Jared Diamond, Effondrement, pages 661 à 664

 

La dernière raison spéculative que je mentionnerai pour expliquer l’échec irrationnel dans les tentatives menées pour résoudre un problème que l’on perçoit est le déni d’origine psychologique. Si une chose perçue suscite en vous une émotion douloureuse, elle sera inconsciemment supprimée ou niée afin d’éviter cette douleur, angoisse ou peur, quitte à ce que le déni conduise à des décisions désastreuses.    Dans le domaine qui nous concerne, prenons l’exemple d’une étroite vallée sinistrée juste derrière un grand barrage. Que le barrage vienne à se rompre, l’eau emportera les habitants sur une distance considérable en aval. Quand on sonde l’opinion qui vit en aval du barrage sur sa crainte d’une éventuelle rupture, cette peur est moindre en aval, elle augmente au fur et à mesure qu’on s’approche, atteint son paroxysme à quelques kilomètres du barrage, puis décroît brutalement et tend vers zéro parmi les habitants les plus proches du barrage ! Autrement dit, ces derniers, qui sont les plus certains d’être inondés en cas de rupture, disent d’une certaine manière ne pas être concernés. Ce déni d’origine psychologique est leur seule façon de vivre dans une normalité quotidienne. Le déni d’origine psychologique est un phénomène bien attesté dans la psychologie individuelle, mais il semble s’appliquer aussi à la psychologie des groupes.

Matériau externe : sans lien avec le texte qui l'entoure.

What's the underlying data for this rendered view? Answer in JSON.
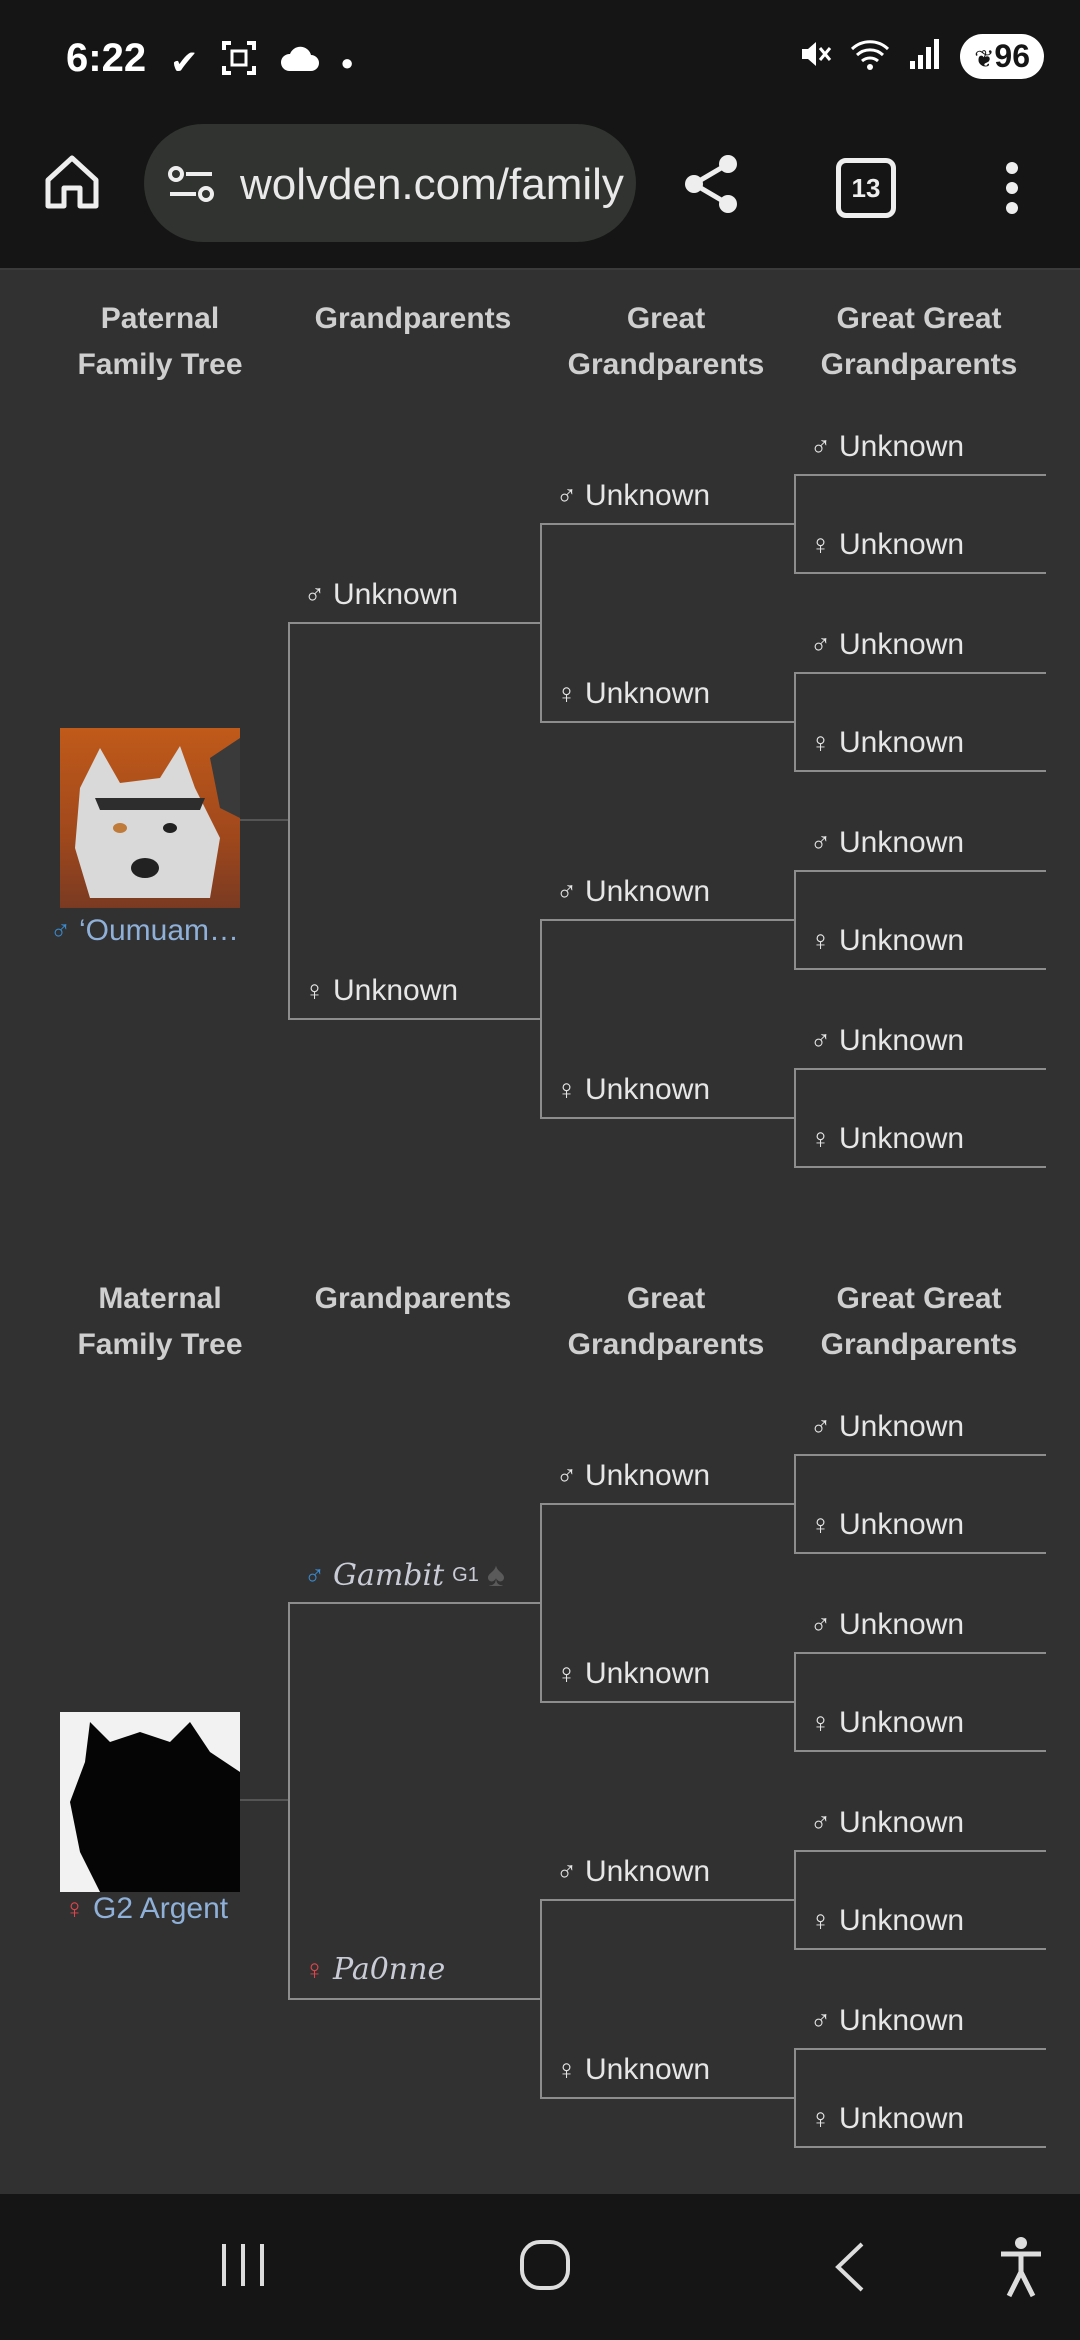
{
  "status": {
    "time": "6:22",
    "battery": "96"
  },
  "browser": {
    "url": "wolvden.com/family",
    "tab_count": "13"
  },
  "paternal": {
    "headers": [
      "Paternal Family Tree",
      "Grandparents",
      "Great Grandparents",
      "Great Great Grandparents"
    ],
    "root_symbol": "♂",
    "root_name": "‘Oumuam…",
    "gp1_symbol": "♂",
    "gp1_name": "Unknown",
    "gp2_symbol": "♀",
    "gp2_name": "Unknown",
    "ggp": [
      {
        "sym": "♂",
        "name": "Unknown"
      },
      {
        "sym": "♀",
        "name": "Unknown"
      },
      {
        "sym": "♂",
        "name": "Unknown"
      },
      {
        "sym": "♀",
        "name": "Unknown"
      }
    ],
    "gggp": [
      {
        "sym": "♂",
        "name": "Unknown"
      },
      {
        "sym": "♀",
        "name": "Unknown"
      },
      {
        "sym": "♂",
        "name": "Unknown"
      },
      {
        "sym": "♀",
        "name": "Unknown"
      },
      {
        "sym": "♂",
        "name": "Unknown"
      },
      {
        "sym": "♀",
        "name": "Unknown"
      },
      {
        "sym": "♂",
        "name": "Unknown"
      },
      {
        "sym": "♀",
        "name": "Unknown"
      }
    ]
  },
  "maternal": {
    "headers": [
      "Maternal Family Tree",
      "Grandparents",
      "Great Grandparents",
      "Great Great Grandparents"
    ],
    "root_symbol": "♀",
    "root_name": "G2 Argent",
    "gp1_symbol": "♂",
    "gp1_name": "Gambit",
    "gp1_suffix": "G1",
    "gp2_symbol": "♀",
    "gp2_name": "Pa0nne",
    "ggp": [
      {
        "sym": "♂",
        "name": "Unknown"
      },
      {
        "sym": "♀",
        "name": "Unknown"
      },
      {
        "sym": "♂",
        "name": "Unknown"
      },
      {
        "sym": "♀",
        "name": "Unknown"
      }
    ],
    "gggp": [
      {
        "sym": "♂",
        "name": "Unknown"
      },
      {
        "sym": "♀",
        "name": "Unknown"
      },
      {
        "sym": "♂",
        "name": "Unknown"
      },
      {
        "sym": "♀",
        "name": "Unknown"
      },
      {
        "sym": "♂",
        "name": "Unknown"
      },
      {
        "sym": "♀",
        "name": "Unknown"
      },
      {
        "sym": "♂",
        "name": "Unknown"
      },
      {
        "sym": "♀",
        "name": "Unknown"
      }
    ]
  },
  "icons": [
    "home-icon",
    "site-settings-icon",
    "share-icon",
    "tabs-icon",
    "more-menu-icon",
    "recents-icon",
    "home-nav-icon",
    "back-icon",
    "accessibility-icon"
  ],
  "colors": {
    "background": "#313131",
    "bar": "#141514",
    "male": "#3a8bd1",
    "female": "#e0454d",
    "link": "#8fb0d8"
  }
}
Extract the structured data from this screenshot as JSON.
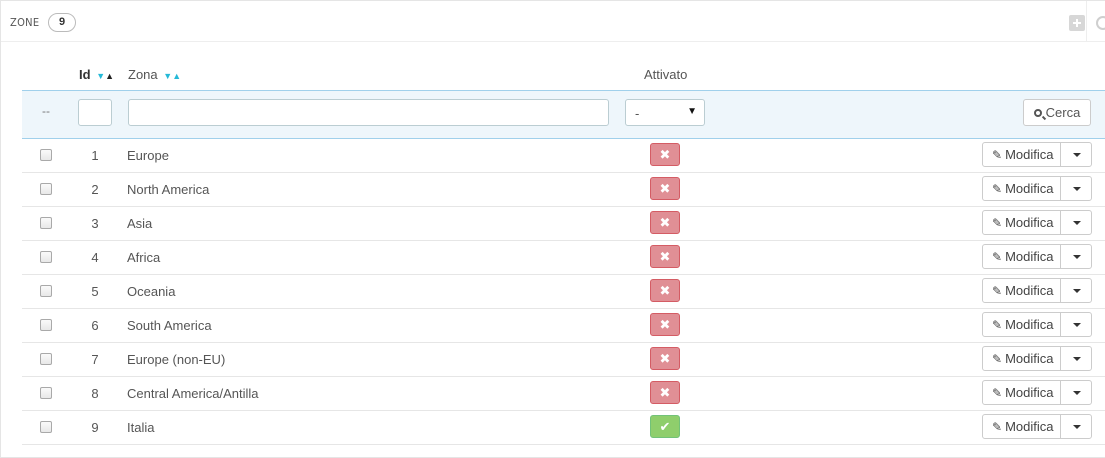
{
  "panel": {
    "title": "ZONE",
    "count": "9"
  },
  "header": {
    "id": "Id",
    "zona": "Zona",
    "attivato": "Attivato"
  },
  "filter": {
    "dash": "--",
    "select_value": "-",
    "search_label": "Cerca",
    "id_value": "",
    "zona_value": ""
  },
  "row_actions": {
    "edit_label": "Modifica"
  },
  "colors": {
    "accent": "#25b9d7",
    "inactive": "#e08f95",
    "active": "#8fce6c"
  },
  "rows": [
    {
      "id": "1",
      "zona": "Europe",
      "active": false
    },
    {
      "id": "2",
      "zona": "North America",
      "active": false
    },
    {
      "id": "3",
      "zona": "Asia",
      "active": false
    },
    {
      "id": "4",
      "zona": "Africa",
      "active": false
    },
    {
      "id": "5",
      "zona": "Oceania",
      "active": false
    },
    {
      "id": "6",
      "zona": "South America",
      "active": false
    },
    {
      "id": "7",
      "zona": "Europe (non-EU)",
      "active": false
    },
    {
      "id": "8",
      "zona": "Central America/Antilla",
      "active": false
    },
    {
      "id": "9",
      "zona": "Italia",
      "active": true
    }
  ]
}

Jared Diamond, Effondrement, pages 673 à 674

 

Parce qu’un projet d’extraction de ressources exige des capitaux importants, la plupart sont réalisés par de grandes entreprises. Les polémiques sont nombreuses entre les défenseurs de l’environnement et les grandes entreprises, les uns et les autres se considérant comme adversaires. Les défenseurs de l’environnement accusent les grandes entreprises de porter atteinte aux personnes en endommageant le milieu et de placer leurs intérêts financiers au-dessus du bien public. Ces accusations sont souvent fondées. À l’inverse, les entreprises accusent les écologistes d’ignorer les réalités économiques et de vouloir persister en ce sens, d’ignorer tout autant les désirs des populations locales et des gouvernements d’accueil en matière d’emplois et de développement, de placer le bien-être des oiseaux au-dessus de celui des personnes et de se refuser à reconnaître que des entreprises montrent un vrai souci pour l’environnement.    En réalité, les intérêts des grandes entreprises, des défenseurs de l’environnement et de la société dans son ensemble coïncident plus souvent que leurs reproches mutuels ne le laissent croire. Dans beaucoup d’autres cas, cependant, il y a réellement conflit d’intérêts : les profits d’une entreprise, du moins à court terme, peuvent être dommageables à la société dans son ensemble. Je m’appuierai sur des exemples tirés de quatre activités d’extraction, le pétrole, les mines et le charbon, l’activité forestière et la pêche en mer, dont j’ai une connaissance au premier degré, afin d’explorer certaines des raisons pour lesquelles des entreprises différentes considèrent qu’il est de leur intérêt d’adopter des politiques différentes, dommageables ou protectrices pour l’environnement. Je tenterai d’identifier quels changements seraient les plus efficaces pour inciter les sociétés qui endommagent l’environnement à l’épargner.

Jared Diamond, Effondrement, pages 680 à 681

 

[Au sujet de l’exploitation minière orifère]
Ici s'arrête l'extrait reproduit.